Ottawa City Councillor
- In office 1985–1994
- Preceded by: Jim Durrell
- Succeeded by: Karin Howard
- Constituency: Riverside Ward

Personal details
- Born: 1959 (age 66–67)
- Spouse: Sandy
- Children: 2
- Education: University of Ottawa Southern New Hampshire University

= George Brown (Ottawa politician) =

Canadian politician in Ottawa

George M. Brown (born 1959) is a former Ottawa City Councillor. He represented Riverside Ward from 1985 to 1994.

== Career ==
Brown was first elected in the 1985 municipal election, defeating three other candidates with 45% of the vote. Prior to being elected he was a child care worker. In his initial election campaign, he characterized himself as a centrist who combined a dislike of bureaucracy and "big government" with strong support for community-based services such as non-profit organizations, child care services and co-operatives. Early in his first council term, he served on a committee to save the city's bookmobile service after it was threatened by funding cuts, and spearheaded a motion to have city council members' job title formally changed from "alderman" to "councillor". He also supported a then-controversial $5,000 grant to Gays of Ottawa, the city's primary organization for LGBT people, on the grounds that denying the grant because of the group's sexual orientation would be discriminatory.

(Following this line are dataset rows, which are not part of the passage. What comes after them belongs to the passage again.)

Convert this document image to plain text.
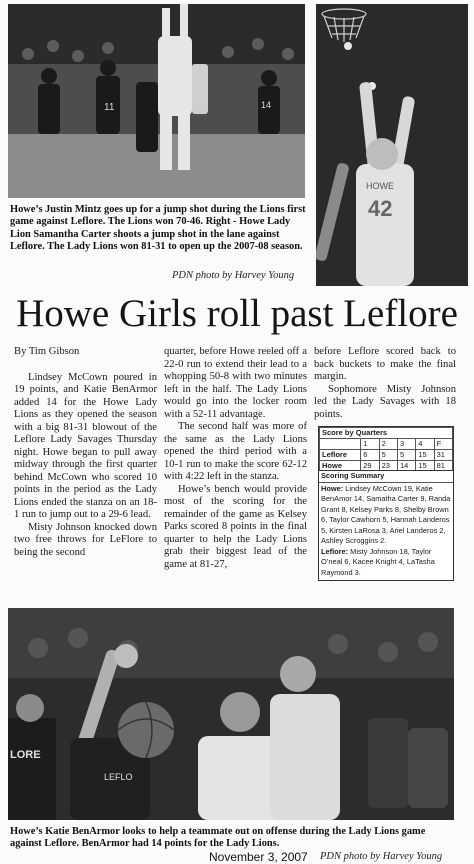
11	14
HOWE
42
Howe’s Justin Mintz goes up for a jump shot during the Lions first game against Leflore. The Lions won 70-46. Right - Howe Lady Lion Samantha Carter shoots a jump shot in the lane against Leflore. The Lady Lions won 81-31 to open up the 2007-08 season.
PDN photo by Harvey Young
Howe Girls roll past Leflore

By Tim Gibson

Lindsey McCown poured in 19 points, and Katie BenArmor added 14 for the Howe Lady Lions as they opened the season with a big 81-31 blowout of the Leflore Lady Savages Thursday night. Howe began to pull away midway through the first quarter behind McCown who scored 10 points in the period as the Lady Lions ended the stanza on an 18-1 run to jump out to a 29-6 lead.

Misty Johnson knocked down two free throws for LeFlore to being the second

quarter, before Howe reeled off a 22-0 run to extend their lead to a whopping 50-8 with two minutes left in the half. The Lady Lions would go into the locker room with a 52-11 advantage.

The second half was more of the same as the Lady Lions opened the third period with a 10-1 run to make the score 62-12 with 4:22 left in the stanza.

Howe’s bench would provide most of the scoring for the remainder of the game as Kelsey Parks scored 8 points in the final quarter to help the Lady Lions grab their biggest lead of the game at 81-27,

before Leflore scored back to back buckets to make the final margin.

Sophomore Misty Johnson led the Lady Savages with 18 points.

Score by Quarters					
	1	2	3	4	F
Leflore	6	5	5	15	31
Howe	29	23	14	15	81
Scoring Summary
Howe: Lindsey McCown 19, Katie BenAmor 14, Samatha Carter 9, Randa Grant 8, Kelsey Parks 8, Shelby Brown 6, Taylor Cawhorn 5, Hannah Landeros 5, Kirsten LaRosa 3, Ariel Landeros 2, Ashley Scroggins 2.
Leflore: Misty Johnson 18, Taylor O’neal 6, Kacee Knight 4, LaTasha Raymond 3.
LORE
LEFLO
Howe’s Katie BenArmor looks to help a teammate out on offense during the Lady Lions game against Leflore. BenArmor had 14 points for the Lady Lions.
November 3, 2007 PDN photo by Harvey Young
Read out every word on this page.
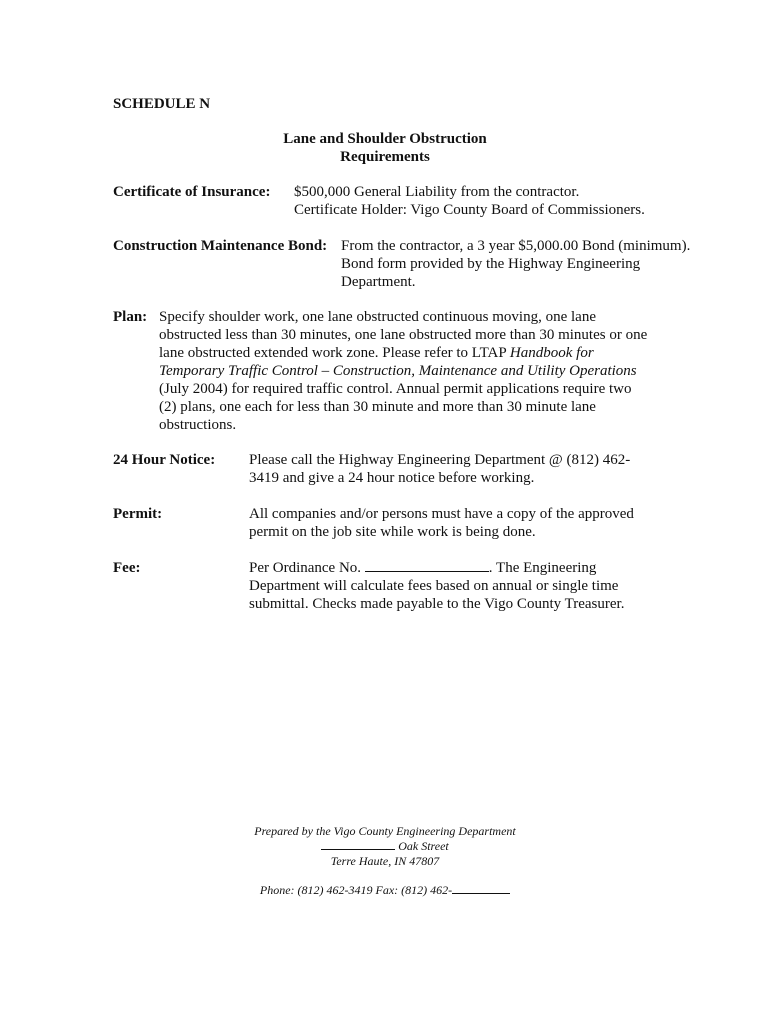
SCHEDULE N
Lane and Shoulder Obstruction
Requirements
Certificate of Insurance: $500,000 General Liability from the contractor.
Certificate Holder: Vigo County Board of Commissioners.
Construction Maintenance Bond: From the contractor, a 3 year $5,000.00 Bond (minimum).
Bond form provided by the Highway Engineering
Department.
Plan: Specify shoulder work, one lane obstructed continuous moving, one lane
obstructed less than 30 minutes, one lane obstructed more than 30 minutes or one
lane obstructed extended work zone. Please refer to LTAP Handbook for
Temporary Traffic Control – Construction, Maintenance and Utility Operations
(July 2004) for required traffic control. Annual permit applications require two
(2) plans, one each for less than 30 minute and more than 30 minute lane
obstructions.
24 Hour Notice: Please call the Highway Engineering Department @ (812) 462-
3419 and give a 24 hour notice before working.
Permit:	All companies and/or persons must have a copy of the approved
permit on the job site while work is being done.
Fee:	Per Ordinance No.	. The Engineering
Department will calculate fees based on annual or single time
submittal. Checks made payable to the Vigo County Treasurer.
Prepared by the Vigo County Engineering Department
Oak Street
Terre Haute, IN 47807
Phone: (812) 462-3419 Fax: (812) 462-
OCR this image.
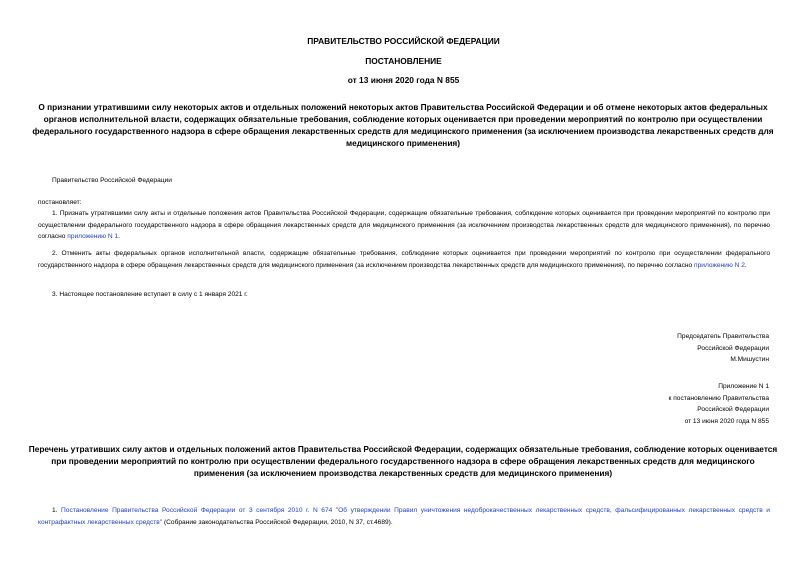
ПРАВИТЕЛЬСТВО РОССИЙСКОЙ ФЕДЕРАЦИИ
ПОСТАНОВЛЕНИЕ
от 13 июня 2020 года N 855
О признании утратившими силу некоторых актов и отдельных положений некоторых актов Правительства Российской Федерации и об отмене некоторых актов федеральных органов исполнительной власти, содержащих обязательные требования, соблюдение которых оценивается при проведении мероприятий по контролю при осуществлении федерального государственного надзора в сфере обращения лекарственных средств для медицинского применения (за исключением производства лекарственных средств для медицинского применения)
Правительство Российской Федерации
постановляет:
1. Признать утратившими силу акты и отдельные положения актов Правительства Российской Федерации, содержащие обязательные требования, соблюдение которых оценивается при проведении мероприятий по контролю при осуществлении федерального государственного надзора в сфере обращения лекарственных средств для медицинского применения (за исключением производства лекарственных средств для медицинского применения), по перечню согласно приложению N 1.
2. Отменить акты федеральных органов исполнительной власти, содержащие обязательные требования, соблюдение которых оценивается при проведении мероприятий по контролю при осуществлении федерального государственного надзора в сфере обращения лекарственных средств для медицинского применения (за исключением производства лекарственных средств для медицинского применения), по перечню согласно приложению N 2.
3. Настоящее постановление вступает в силу с 1 января 2021 г.
Председатель Правительства
Российской Федерации
М.Мишустин
Приложение N 1
к постановлению Правительства
Российской Федерации
от 13 июня 2020 года N 855
Перечень утративших силу актов и отдельных положений актов Правительства Российской Федерации, содержащих обязательные требования, соблюдение которых оценивается при проведении мероприятий по контролю при осуществлении федерального государственного надзора в сфере обращения лекарственных средств для медицинского применения (за исключением производства лекарственных средств для медицинского применения)
1. Постановление Правительства Российской Федерации от 3 сентября 2010 г. N 674 "Об утверждении Правил уничтожения недоброкачественных лекарственных средств, фальсифицированных лекарственных средств и контрафактных лекарственных средств" (Собрание законодательства Российской Федерации, 2010, N 37, ст.4689).
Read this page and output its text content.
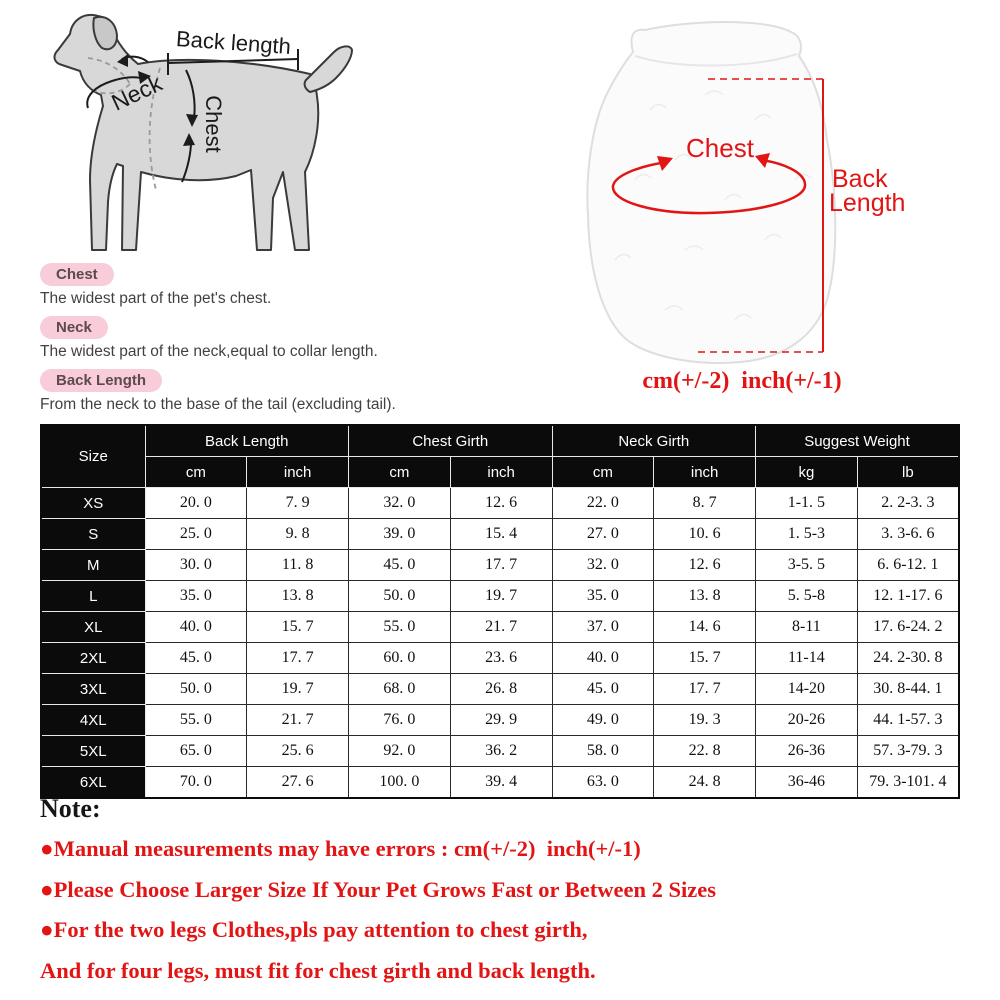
Back length
Neck
Chest	Chest
Back
Length
cm(+/-2)  inch(+/-1)
Chest

The widest part of the pet's chest.

Neck

The widest part of the neck,equal to collar length.

Back Length

From the neck to the base of the tail (excluding tail).

Size	Back Length		Chest Girth		Neck Girth		Suggest Weight	
	cm	inch	cm	inch	cm	inch	kg	lb
XS	20. 0	7. 9	32. 0	12. 6	22. 0	8. 7	1-1. 5	2. 2-3. 3
S	25. 0	9. 8	39. 0	15. 4	27. 0	10. 6	1. 5-3	3. 3-6. 6
M	30. 0	11. 8	45. 0	17. 7	32. 0	12. 6	3-5. 5	6. 6-12. 1
L	35. 0	13. 8	50. 0	19. 7	35. 0	13. 8	5. 5-8	12. 1-17. 6
XL	40. 0	15. 7	55. 0	21. 7	37. 0	14. 6	8-11	17. 6-24. 2
2XL	45. 0	17. 7	60. 0	23. 6	40. 0	15. 7	11-14	24. 2-30. 8
3XL	50. 0	19. 7	68. 0	26. 8	45. 0	17. 7	14-20	30. 8-44. 1
4XL	55. 0	21. 7	76. 0	29. 9	49. 0	19. 3	20-26	44. 1-57. 3
5XL	65. 0	25. 6	92. 0	36. 2	58. 0	22. 8	26-36	57. 3-79. 3
6XL	70. 0	27. 6	100. 0	39. 4	63. 0	24. 8	36-46	79. 3-101. 4

Note:

●Manual measurements may have errors : cm(+/-2)  inch(+/-1)

●Please Choose Larger Size If Your Pet Grows Fast or Between 2 Sizes

●For the two legs Clothes,pls pay attention to chest girth,

And for four legs, must fit for chest girth and back length.
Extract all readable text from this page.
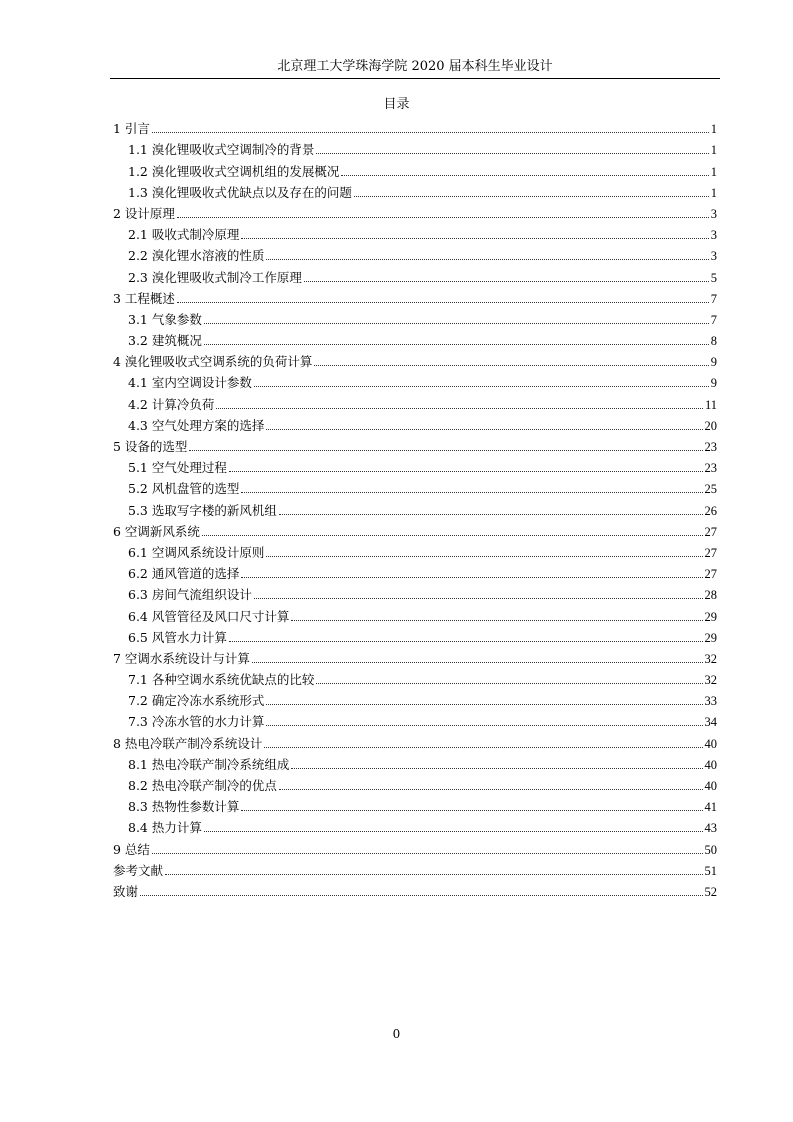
北京理工大学珠海学院 2020 届本科生毕业设计
目录
1 引言	1
1.1 溴化锂吸收式空调制冷的背景	1
1.2 溴化锂吸收式空调机组的发展概况	1
1.3 溴化锂吸收式优缺点以及存在的问题	1
2 设计原理	3
2.1 吸收式制冷原理	3
2.2 溴化锂水溶液的性质	3
2.3 溴化锂吸收式制冷工作原理	5
3 工程概述	7
3.1 气象参数	7
3.2 建筑概况	8
4 溴化锂吸收式空调系统的负荷计算	9
4.1 室内空调设计参数	9
4.2 计算冷负荷	11
4.3 空气处理方案的选择	20
5 设备的选型	23
5.1 空气处理过程	23
5.2 风机盘管的选型	25
5.3 选取写字楼的新风机组	26
6 空调新风系统	27
6.1 空调风系统设计原则	27
6.2 通风管道的选择	27
6.3 房间气流组织设计	28
6.4 风管管径及风口尺寸计算	29
6.5 风管水力计算	29
7 空调水系统设计与计算	32
7.1 各种空调水系统优缺点的比较	32
7.2 确定冷冻水系统形式	33
7.3 冷冻水管的水力计算	34
8 热电冷联产制冷系统设计	40
8.1 热电冷联产制冷系统组成	40
8.2 热电冷联产制冷的优点	40
8.3 热物性参数计算	41
8.4 热力计算	43
9 总结	50
参考文献	51
致谢	52
0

He was easily re-elected in the 1988 municipal election, winning 85 per cent of the vote over his sole opponent. During his second term, he successfully lobbied his fellow councillors to institute a ban on gun and weapon shows on city property. He became chair of the city's economic affairs committee, and served on the environmental services committee of the Regional Municipality of Ottawa-Carleton.

He was reelected again in the 1991 municipal election. During this term he was chair of the regional environmental services committee, and served as vice-chair of the housing task force for the Federation of Canadian Municipalities.

He did not run for re-election in 1994.

After municipal politics, Brown joined the Ontario Green Party and ran in Ottawa South in the 1999 provincial election, winning two per cent of the vote. In 2007, he ran for the Conservative Party of Canada nomination in Ottawa South, losing to Elie Salibi.

Brown became a lawyer in 2003. He served as president of the Ottawa Community Loan Fund, and is a part-time professor at the University of Ottawa's law school. As a lawyer, he specializes in immigration and community development. He currently lives in the Mooney's Bay area of the city. He has a Master of Science degree in community economic development from New Hampshire College (now Southern New Hampshire University) and an LL.B. degree from the University of Ottawa Law School.

He ran for the New Democratic Party in Ottawa South in the 2015 Canadian federal election.